This work comes at a significant period in the life of Souza – at a time when Souza as
an Indian artist, was striving to make a name for himself critically and commercially
in London. This piece was painted in 1956, a year after the artist finally broke
into the London art scene when Victor Musgrave hosted his first solo exhibition
at Gallery One, then a small space he ran on Litchfield Street. In addition, Souza’s
autobiographical essay about Goa, Nirvana of a Maggot, had just been published
in the journal ‘Encounter’, edited by acclaimed poet Stephen Spender and he was
making waves in the literary world as well.
This particular piece is also significant in terms of its style.

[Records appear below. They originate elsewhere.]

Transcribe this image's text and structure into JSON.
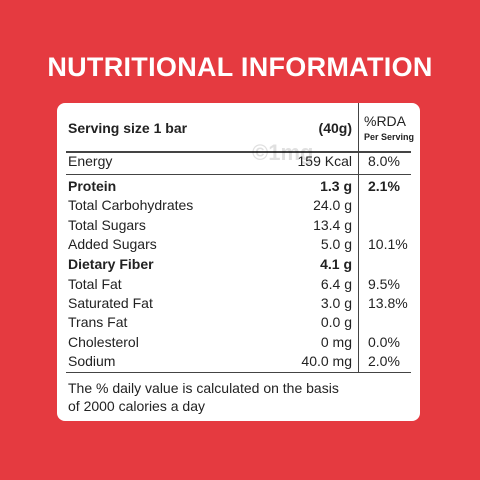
{
  "header": {
    "title": "NUTRITIONAL INFORMATION"
  },
  "table": {
    "serving_label": "Serving size 1 bar",
    "serving_amount": "(40g)",
    "rda_header": "%RDA",
    "rda_subheader": "Per Serving",
    "rows": [
      {
        "name": "Energy",
        "amount": "159 Kcal",
        "rda": "8.0%",
        "bold": false
      },
      {
        "name": "Protein",
        "amount": "1.3 g",
        "rda": "2.1%",
        "bold": true
      },
      {
        "name": "Total Carbohydrates",
        "amount": "24.0 g",
        "rda": null,
        "bold": false
      },
      {
        "name": "Total Sugars",
        "amount": "13.4 g",
        "rda": null,
        "bold": false
      },
      {
        "name": "Added Sugars",
        "amount": "5.0 g",
        "rda": "10.1%",
        "bold": false
      },
      {
        "name": "Dietary Fiber",
        "amount": "4.1 g",
        "rda": null,
        "bold": true
      },
      {
        "name": "Total Fat",
        "amount": "6.4 g",
        "rda": "9.5%",
        "bold": false
      },
      {
        "name": "Saturated Fat",
        "amount": "3.0 g",
        "rda": "13.8%",
        "bold": false
      },
      {
        "name": "Trans Fat",
        "amount": "0.0 g",
        "rda": null,
        "bold": false
      },
      {
        "name": "Cholesterol",
        "amount": "0 mg",
        "rda": "0.0%",
        "bold": false
      },
      {
        "name": "Sodium",
        "amount": "40.0 mg",
        "rda": "2.0%",
        "bold": false
      }
    ]
  },
  "footer": {
    "note_line_1": "The % daily value is calculated on the basis",
    "note_line_2": "of 2000 calories a day"
  },
  "watermark": "©1mg"
}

Though Souza employed
his characteristic heavy impasto and the black lines in its creation, this work is
particularly significant in its lack of violence and disfiguration of the central
character. Combining his iconic townscapes with his equally infamous heads, it
seems at first that Souza has forsaken the eroticism, satire and religious commentary
that were his trademarks at the time, for a simple man about town, dressed in a suit
and tie.
However, on closer inspection, it seems the artist is indeed making a comment in
this work, though implicitly rather than through coarse satire. This piece captures
the circumscribed life of a town dweller, who, wearing a defeated expression, seems
subsumed by the dreariness and drudgery of everyday life over which he can exercise
no control. Souza evokes a number of emotions through this man – compassion and
anger to name a few – as well as introspection about the viewer’s own life.

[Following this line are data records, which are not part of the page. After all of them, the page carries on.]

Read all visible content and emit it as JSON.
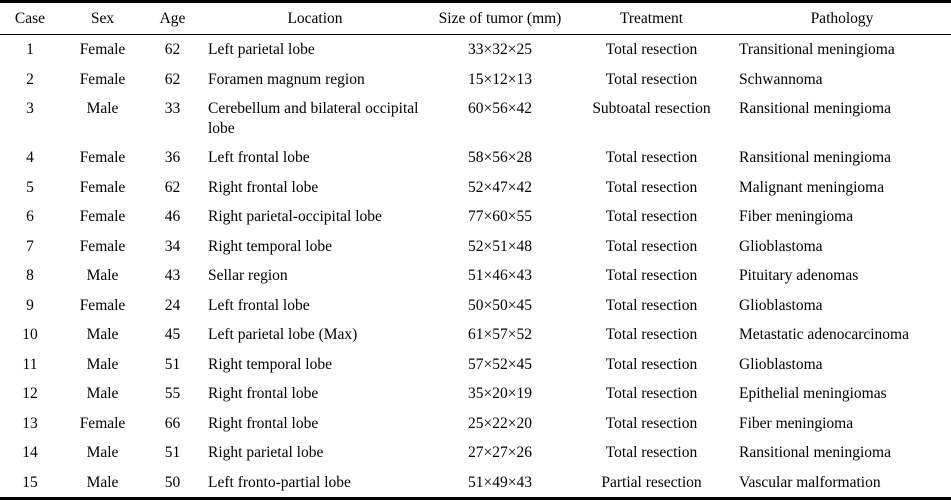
{
  "table": {
    "columns": [
      {
        "label": "Case",
        "align": "center"
      },
      {
        "label": "Sex",
        "align": "center"
      },
      {
        "label": "Age",
        "align": "center"
      },
      {
        "label": "Location",
        "align": "left"
      },
      {
        "label": "Size of tumor (mm)",
        "align": "center"
      },
      {
        "label": "Treatment",
        "align": "center"
      },
      {
        "label": "Pathology",
        "align": "left"
      }
    ],
    "rows": [
      [
        "1",
        "Female",
        "62",
        "Left parietal lobe",
        "33×32×25",
        "Total resection",
        "Transitional meningioma"
      ],
      [
        "2",
        "Female",
        "62",
        "Foramen magnum region",
        "15×12×13",
        "Total resection",
        "Schwannoma"
      ],
      [
        "3",
        "Male",
        "33",
        "Cerebellum and bilateral occipital lobe",
        "60×56×42",
        "Subtoatal resection",
        "Ransitional meningioma"
      ],
      [
        "4",
        "Female",
        "36",
        "Left frontal lobe",
        "58×56×28",
        "Total resection",
        "Ransitional meningioma"
      ],
      [
        "5",
        "Female",
        "62",
        "Right frontal lobe",
        "52×47×42",
        "Total resection",
        "Malignant meningioma"
      ],
      [
        "6",
        "Female",
        "46",
        "Right parietal-occipital lobe",
        "77×60×55",
        "Total resection",
        "Fiber meningioma"
      ],
      [
        "7",
        "Female",
        "34",
        "Right temporal lobe",
        "52×51×48",
        "Total resection",
        "Glioblastoma"
      ],
      [
        "8",
        "Male",
        "43",
        "Sellar region",
        "51×46×43",
        "Total resection",
        "Pituitary adenomas"
      ],
      [
        "9",
        "Female",
        "24",
        "Left frontal lobe",
        "50×50×45",
        "Total resection",
        "Glioblastoma"
      ],
      [
        "10",
        "Male",
        "45",
        "Left parietal lobe (Max)",
        "61×57×52",
        "Total resection",
        "Metastatic adenocarcinoma"
      ],
      [
        "11",
        "Male",
        "51",
        "Right temporal lobe",
        "57×52×45",
        "Total resection",
        "Glioblastoma"
      ],
      [
        "12",
        "Male",
        "55",
        "Right frontal lobe",
        "35×20×19",
        "Total resection",
        "Epithelial meningiomas"
      ],
      [
        "13",
        "Female",
        "66",
        "Right frontal lobe",
        "25×22×20",
        "Total resection",
        "Fiber meningioma"
      ],
      [
        "14",
        "Male",
        "51",
        "Right parietal lobe",
        "27×27×26",
        "Total resection",
        "Ransitional meningioma"
      ],
      [
        "15",
        "Male",
        "50",
        "Left fronto-partial lobe",
        "51×49×43",
        "Partial resection",
        "Vascular malformation"
      ]
    ]
  },
  "colors": {
    "text": "#000000",
    "border": "#000000",
    "background": "#ffffff"
  }
}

According to Edwin Mullins, who published the first monograph on Souza in 1962,
his portraits like this one are “full of apparent contradictions: agony wit, pathos and
satire, aggression and pity. Their impact is certain but few people are able to explain what
has hit them.”
– Edwin Mullins , Souza, 1962, p.39
Alternatively, this piece, titled The Student, may be read as a satirical comment on
formal systems of education, with which Souza never had a good experience. He
was expelled first from his Jesuit high school in Bombay, thwarting his plans to
become a Catholic priest, and then, five years later, from the Sir J. J. School of Art in
the same city, cutting short his academic training as a painter. Formal education to
Souza, then, was a constraint rather than an instrument of realizing ones aspirations,
and, in that light, this work is perhaps a comment on the ‘system’, and its power to
summarily mute passions and pigeon-hole lives.